Logo Johann Wilhelm Naumann Stiftung „Fiducia supplicans“

Segnungen „irregulärer" Paare: „Kein Bruch mit Morallehre“

Die Initiativen „Neuer Anfang“ und „Maria 1.0“ nehmen kritisch Stellung zur Grundsatzerklärung des Glaubensdikasteriums.
Ein Arbeiter hängt eine Regenbogenfahne vor die Kulisse des Doms.
Foto: Oliver Berg (dpa) | Ein Arbeiter hängt eine Regenbogenfahne vor die Kulisse des Doms.

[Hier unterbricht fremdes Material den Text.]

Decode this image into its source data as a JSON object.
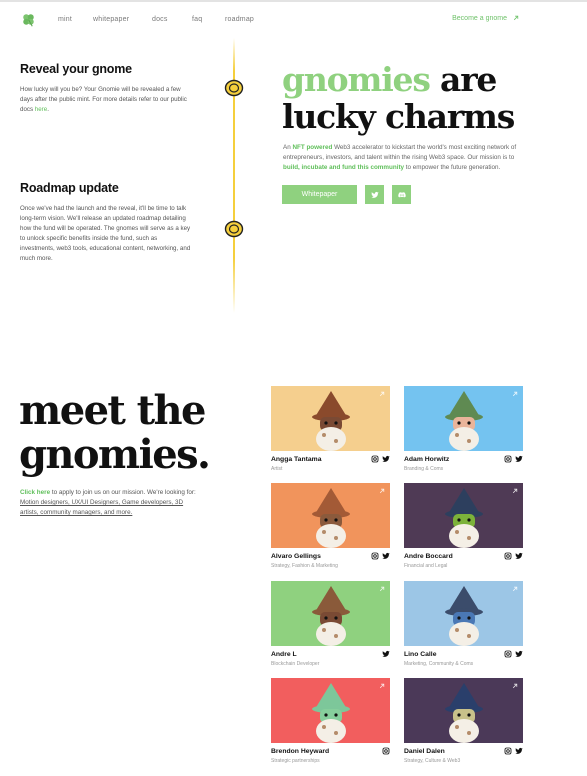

Die beiden katholischen Reforminitiativen „Neuer Anfang“ und „Maria 1.0“ haben die Grundsatzerklärung „Fiducia supplicans“ des Glaubensdikasteriums kritisch beleuchtet. Der „Neue Anfang“ sieht entgegen anderer Darstellungen keinen Bruch mit der kirchlichen Morallehre. Nach dem Wortlaut des Dokuments bleibe es fest bei der überlieferten Lehre der Kirche über die Ehe, das Schreiben lasse keine Art von liturgischem Ritus oder ähnliche Segnungen zu, die Verwirrung stiften könnten, so die Initiative in einem am Montag veröffentlichten Statement.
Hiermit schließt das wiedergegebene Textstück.